Katrin Tiede ist ein eher sachlicher Typ. Im Falle des Hojicha Cream Cheesecakes, den ihr Erika Kaneko vor ein paar Monaten anbot, geriet die Inhaberin des japanischen Feinkostladens Hanabira jedoch schier aus dem Häuschen: „Diese Fertigungsakkuratesse, diese Geschmacksexplosion, ein Meisterwerk der Rohkost-Küche.“ Seitdem stehen die Kreationen der Raw-Konditorin in der HanabiraKuchentheke und finden Woche für Woche neue Liebhaber. Bei so viel Jubel wurden auch wir neugierig, probierten und staunten nicht schlecht: Katrin Tiedes Euphorie ist tatsächlich berechtigt. Grund genug also, uns mit Erika Kaneko zu verabreden.
Die 44-jährige Japanerin stammt aus Yokohama, studierte in Tokio Landwirtschaft, Abschluss als Bachelor of Agricultural Science und ergatterte einen Job in einem großen japanischen Reisebüro. 2008 kam ihre Tochter Aina zu Welt. Das Leben der freundlichen, eher zurückhaltenden jungen Frau schien in geordneten Bahnen. 2012 dann die Diagnose: Schilddrüsenkrebs. Eine erfolgreiche Operation.

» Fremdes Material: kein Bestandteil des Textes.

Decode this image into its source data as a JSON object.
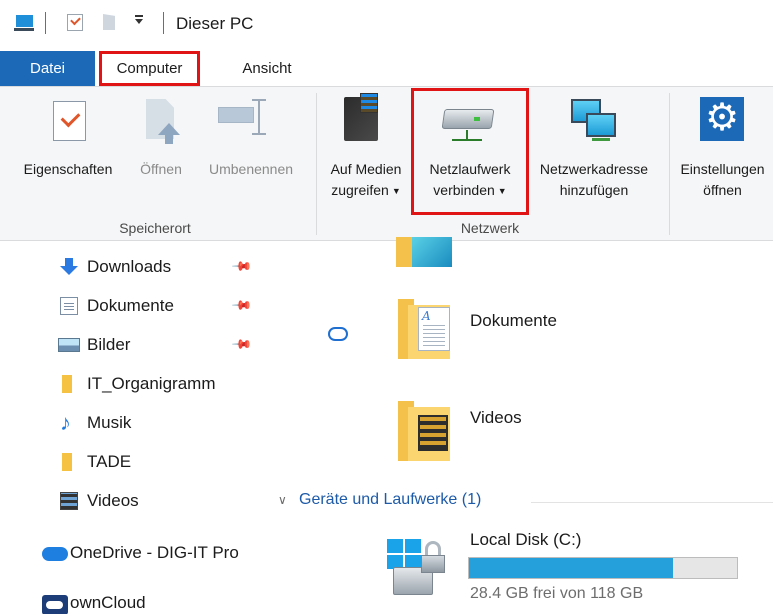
{
  "window": {
    "title": "Dieser PC"
  },
  "tabs": {
    "file": "Datei",
    "computer": "Computer",
    "view": "Ansicht"
  },
  "ribbon": {
    "groups": {
      "location": {
        "label": "Speicherort",
        "properties": "Eigenschaften",
        "open": "Öffnen",
        "rename": "Umbenennen"
      },
      "network": {
        "label": "Netzwerk",
        "media_line1": "Auf Medien",
        "media_line2": "zugreifen",
        "map_drive_line1": "Netzlaufwerk",
        "map_drive_line2": "verbinden",
        "add_location_line1": "Netzwerkadresse",
        "add_location_line2": "hinzufügen"
      },
      "system": {
        "settings_line1": "Einstellungen",
        "settings_line2": "öffnen"
      }
    }
  },
  "nav": {
    "items": [
      {
        "label": "Downloads"
      },
      {
        "label": "Dokumente"
      },
      {
        "label": "Bilder"
      },
      {
        "label": "IT_Organigramm"
      },
      {
        "label": "Musik"
      },
      {
        "label": "TADE"
      },
      {
        "label": "Videos"
      },
      {
        "label": "OneDrive - DIG-IT Pro"
      },
      {
        "label": "ownCloud"
      }
    ]
  },
  "content": {
    "folders": [
      {
        "label": "Dokumente"
      },
      {
        "label": "Videos"
      }
    ],
    "devices_section": "Geräte und Laufwerke (1)",
    "disk": {
      "label": "Local Disk (C:)",
      "free_text": "28.4 GB frei von 118 GB",
      "used_fraction": 0.76
    }
  },
  "colors": {
    "accent": "#1c69b8",
    "highlight": "#e01414",
    "disk_bar": "#26a0da"
  }
}
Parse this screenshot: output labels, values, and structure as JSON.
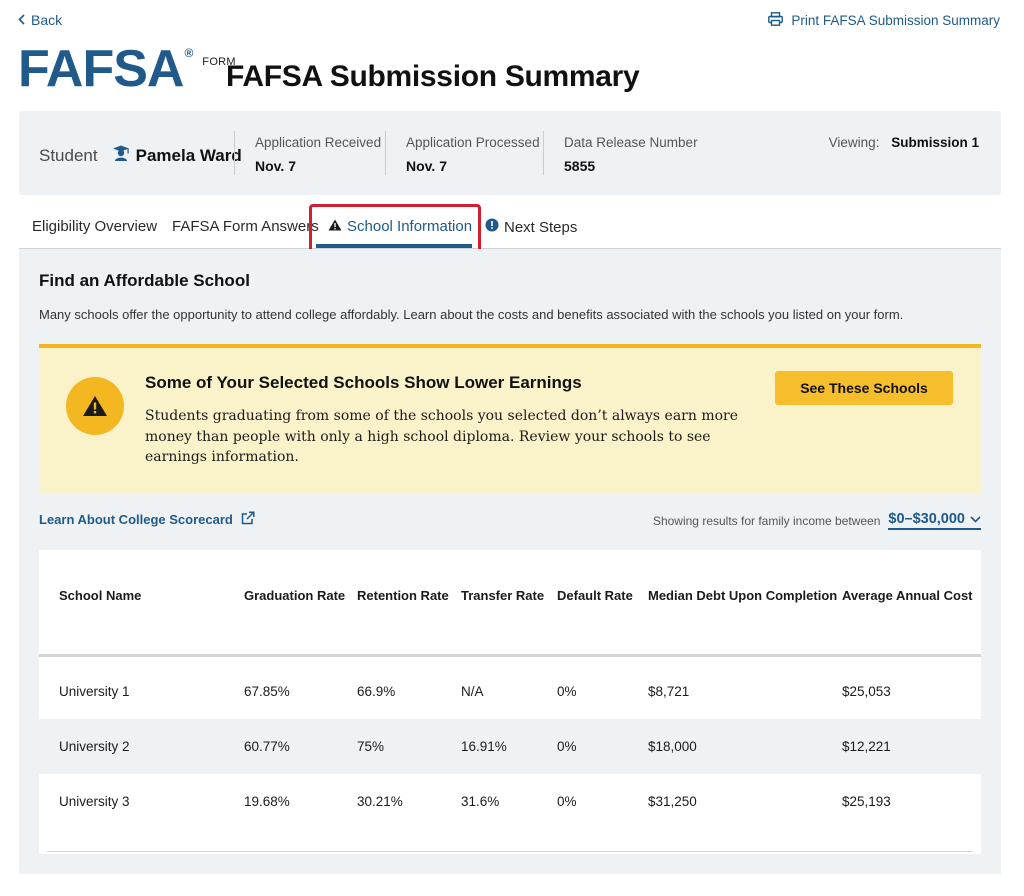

„Die Krankheit hat mir die Augen geöffnet, was wirklich wichtig ist im Leben“, sagt Erika Kaneko. Sie stellt ihre Ernährung auf Rohkost um, erwirbt das Diplom als Raw-Food-Master, schreibt Artikel zum Thema Rohkost und beginnt, Keks- und Kuchenkreationen zu verkaufen. „Rohkost ist die natürlichste und harmonischste Lebensweise, die es seit der Antike gibt“, Zitat Erika Kaneko. Sie tuscht drei japanische Schriftzeichen: Gesundheit, Glück, Freude.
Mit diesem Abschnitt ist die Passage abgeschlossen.